Latest Work: Images of Textural Fish
Rujiman's fish are always painted from the aerial view, positioning us as an observer and allowing us to observe them as textural objects in our minds. This is distinctively different from the naturalist who observes the fish as exotic objects and the surrealist who observes them as a spiritual dream and fantasy. This growth reflects Rujiman's spirit that constantly seeks to be challenged by technique and artistic quality.

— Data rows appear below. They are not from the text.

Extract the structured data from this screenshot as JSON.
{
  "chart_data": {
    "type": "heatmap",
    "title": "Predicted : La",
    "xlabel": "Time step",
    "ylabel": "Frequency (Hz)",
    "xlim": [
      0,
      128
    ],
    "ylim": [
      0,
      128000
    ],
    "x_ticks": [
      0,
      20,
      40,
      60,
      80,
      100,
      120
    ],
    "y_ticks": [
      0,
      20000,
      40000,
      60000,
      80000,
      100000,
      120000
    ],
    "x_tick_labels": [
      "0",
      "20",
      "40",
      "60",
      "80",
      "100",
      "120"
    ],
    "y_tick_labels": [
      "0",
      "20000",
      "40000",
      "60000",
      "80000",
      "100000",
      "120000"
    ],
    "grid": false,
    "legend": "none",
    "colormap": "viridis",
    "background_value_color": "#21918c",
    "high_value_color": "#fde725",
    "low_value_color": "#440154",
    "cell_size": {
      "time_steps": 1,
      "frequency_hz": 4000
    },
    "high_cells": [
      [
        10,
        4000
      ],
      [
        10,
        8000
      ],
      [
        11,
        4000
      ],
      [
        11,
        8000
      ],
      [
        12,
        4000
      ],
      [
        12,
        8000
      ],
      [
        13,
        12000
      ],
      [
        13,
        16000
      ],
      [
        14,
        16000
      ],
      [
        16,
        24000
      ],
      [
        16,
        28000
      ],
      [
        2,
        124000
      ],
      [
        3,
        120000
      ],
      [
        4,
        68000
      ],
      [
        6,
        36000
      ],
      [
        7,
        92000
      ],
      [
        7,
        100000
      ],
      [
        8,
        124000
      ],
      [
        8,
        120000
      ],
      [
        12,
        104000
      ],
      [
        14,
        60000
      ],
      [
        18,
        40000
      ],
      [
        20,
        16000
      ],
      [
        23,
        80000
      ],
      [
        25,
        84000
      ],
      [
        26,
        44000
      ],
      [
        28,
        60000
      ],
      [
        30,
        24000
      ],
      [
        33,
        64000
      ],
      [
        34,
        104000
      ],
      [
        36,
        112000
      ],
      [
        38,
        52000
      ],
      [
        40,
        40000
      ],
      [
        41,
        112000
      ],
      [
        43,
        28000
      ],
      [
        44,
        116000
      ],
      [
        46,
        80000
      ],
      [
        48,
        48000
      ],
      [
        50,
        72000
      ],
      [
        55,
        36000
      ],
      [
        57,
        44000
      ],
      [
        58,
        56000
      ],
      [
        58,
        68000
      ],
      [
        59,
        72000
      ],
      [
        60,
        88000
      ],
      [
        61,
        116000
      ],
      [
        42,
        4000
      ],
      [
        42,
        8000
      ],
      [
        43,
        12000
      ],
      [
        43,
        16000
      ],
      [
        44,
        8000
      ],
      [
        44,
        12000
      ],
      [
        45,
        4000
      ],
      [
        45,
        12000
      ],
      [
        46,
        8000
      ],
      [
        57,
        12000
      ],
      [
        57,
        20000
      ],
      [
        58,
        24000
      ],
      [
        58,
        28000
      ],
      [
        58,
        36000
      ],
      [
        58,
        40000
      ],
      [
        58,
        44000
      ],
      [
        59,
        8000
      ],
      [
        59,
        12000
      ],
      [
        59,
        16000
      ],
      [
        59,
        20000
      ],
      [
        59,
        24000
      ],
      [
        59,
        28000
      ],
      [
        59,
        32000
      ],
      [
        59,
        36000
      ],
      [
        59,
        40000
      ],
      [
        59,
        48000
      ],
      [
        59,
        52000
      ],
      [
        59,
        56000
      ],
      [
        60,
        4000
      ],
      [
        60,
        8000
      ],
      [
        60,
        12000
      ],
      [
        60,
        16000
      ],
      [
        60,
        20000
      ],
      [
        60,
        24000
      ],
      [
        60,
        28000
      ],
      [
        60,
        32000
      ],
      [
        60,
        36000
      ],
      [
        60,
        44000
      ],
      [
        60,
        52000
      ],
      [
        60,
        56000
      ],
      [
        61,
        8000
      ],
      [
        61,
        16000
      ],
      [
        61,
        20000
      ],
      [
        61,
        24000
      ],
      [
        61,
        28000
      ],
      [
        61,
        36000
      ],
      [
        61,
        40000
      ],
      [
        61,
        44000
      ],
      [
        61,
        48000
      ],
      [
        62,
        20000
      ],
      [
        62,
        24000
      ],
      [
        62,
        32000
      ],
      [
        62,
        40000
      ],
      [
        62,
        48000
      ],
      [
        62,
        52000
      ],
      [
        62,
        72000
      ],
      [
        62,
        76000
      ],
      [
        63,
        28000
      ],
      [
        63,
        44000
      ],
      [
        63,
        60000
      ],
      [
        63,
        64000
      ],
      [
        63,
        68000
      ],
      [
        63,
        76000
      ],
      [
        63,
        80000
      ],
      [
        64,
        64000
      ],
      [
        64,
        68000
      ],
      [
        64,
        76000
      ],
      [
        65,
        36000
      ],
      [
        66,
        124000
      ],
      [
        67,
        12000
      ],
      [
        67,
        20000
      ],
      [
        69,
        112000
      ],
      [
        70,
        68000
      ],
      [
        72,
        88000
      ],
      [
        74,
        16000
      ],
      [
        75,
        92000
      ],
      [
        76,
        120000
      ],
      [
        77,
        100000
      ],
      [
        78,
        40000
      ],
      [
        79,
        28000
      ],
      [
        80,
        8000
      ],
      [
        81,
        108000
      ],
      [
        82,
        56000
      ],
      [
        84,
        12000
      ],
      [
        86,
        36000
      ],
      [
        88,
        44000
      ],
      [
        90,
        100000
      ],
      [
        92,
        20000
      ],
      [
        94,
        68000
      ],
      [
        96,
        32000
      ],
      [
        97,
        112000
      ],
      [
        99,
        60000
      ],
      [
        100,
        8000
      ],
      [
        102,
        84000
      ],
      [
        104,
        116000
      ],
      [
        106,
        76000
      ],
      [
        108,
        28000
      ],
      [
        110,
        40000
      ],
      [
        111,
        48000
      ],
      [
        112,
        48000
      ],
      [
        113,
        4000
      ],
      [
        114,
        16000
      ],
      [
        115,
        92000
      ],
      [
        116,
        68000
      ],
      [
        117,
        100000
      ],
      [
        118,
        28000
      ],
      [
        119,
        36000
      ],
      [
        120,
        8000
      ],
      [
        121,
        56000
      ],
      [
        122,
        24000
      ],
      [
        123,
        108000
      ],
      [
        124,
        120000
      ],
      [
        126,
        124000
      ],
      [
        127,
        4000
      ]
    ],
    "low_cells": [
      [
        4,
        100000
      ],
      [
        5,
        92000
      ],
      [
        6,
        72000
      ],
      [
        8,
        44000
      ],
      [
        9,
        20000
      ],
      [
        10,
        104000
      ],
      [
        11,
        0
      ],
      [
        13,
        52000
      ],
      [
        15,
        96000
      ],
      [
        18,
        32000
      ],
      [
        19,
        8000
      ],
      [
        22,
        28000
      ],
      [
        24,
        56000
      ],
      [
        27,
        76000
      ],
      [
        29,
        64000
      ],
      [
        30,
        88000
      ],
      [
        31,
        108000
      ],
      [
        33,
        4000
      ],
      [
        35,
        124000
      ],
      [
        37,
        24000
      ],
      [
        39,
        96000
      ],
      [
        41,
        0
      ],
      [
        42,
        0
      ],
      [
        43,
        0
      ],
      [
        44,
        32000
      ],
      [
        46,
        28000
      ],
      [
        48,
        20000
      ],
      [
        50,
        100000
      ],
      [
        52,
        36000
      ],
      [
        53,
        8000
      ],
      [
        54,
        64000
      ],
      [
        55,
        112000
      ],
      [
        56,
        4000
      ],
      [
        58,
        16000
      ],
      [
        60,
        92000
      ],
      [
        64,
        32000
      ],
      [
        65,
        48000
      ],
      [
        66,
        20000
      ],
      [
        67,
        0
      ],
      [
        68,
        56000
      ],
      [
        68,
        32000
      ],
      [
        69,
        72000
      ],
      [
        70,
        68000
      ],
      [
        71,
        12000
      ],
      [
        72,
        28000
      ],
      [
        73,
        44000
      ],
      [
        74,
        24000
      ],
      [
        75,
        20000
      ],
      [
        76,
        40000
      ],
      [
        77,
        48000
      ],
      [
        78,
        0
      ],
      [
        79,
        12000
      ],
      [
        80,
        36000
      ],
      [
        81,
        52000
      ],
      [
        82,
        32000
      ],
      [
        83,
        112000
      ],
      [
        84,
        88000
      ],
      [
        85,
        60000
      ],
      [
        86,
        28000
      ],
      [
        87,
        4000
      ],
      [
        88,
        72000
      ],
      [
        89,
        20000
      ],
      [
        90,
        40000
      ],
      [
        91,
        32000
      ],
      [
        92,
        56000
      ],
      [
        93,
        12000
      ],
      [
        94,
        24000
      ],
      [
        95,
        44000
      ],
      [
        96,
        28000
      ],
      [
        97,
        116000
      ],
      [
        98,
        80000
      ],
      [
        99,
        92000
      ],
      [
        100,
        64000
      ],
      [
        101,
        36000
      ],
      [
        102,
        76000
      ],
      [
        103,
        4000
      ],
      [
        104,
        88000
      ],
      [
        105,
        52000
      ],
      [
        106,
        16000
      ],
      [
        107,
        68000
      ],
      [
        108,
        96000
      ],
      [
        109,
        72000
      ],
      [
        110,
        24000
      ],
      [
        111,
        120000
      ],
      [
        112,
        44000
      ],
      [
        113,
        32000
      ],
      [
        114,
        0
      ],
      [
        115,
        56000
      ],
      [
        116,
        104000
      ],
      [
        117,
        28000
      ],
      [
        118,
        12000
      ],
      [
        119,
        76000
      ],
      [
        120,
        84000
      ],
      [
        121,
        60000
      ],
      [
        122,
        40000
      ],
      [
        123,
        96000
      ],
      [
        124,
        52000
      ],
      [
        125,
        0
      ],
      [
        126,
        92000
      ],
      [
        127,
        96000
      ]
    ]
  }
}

In his latest paintings, there exists not only the fish mythology, but also Rujiman's artistic power which is displayed in his choice of vibrant colour polish. His textural concept employs colour not just as a pigment, but also an expression. Paintings which use textured surfaces gives a sensational experience, creating rhythm of movement and visual palpitations. As a result, the fishes never appear flat, but are dynamic. Rujiman's fish paintings emphasize the artistic power of sensation and allow us to ruminate upon the myth of luck. Hopefully, through this method, Rujiman will no longer be marginalized as an artist and instead, enter an artistic zone where his paintings will be understood and heavily sought out as collector items.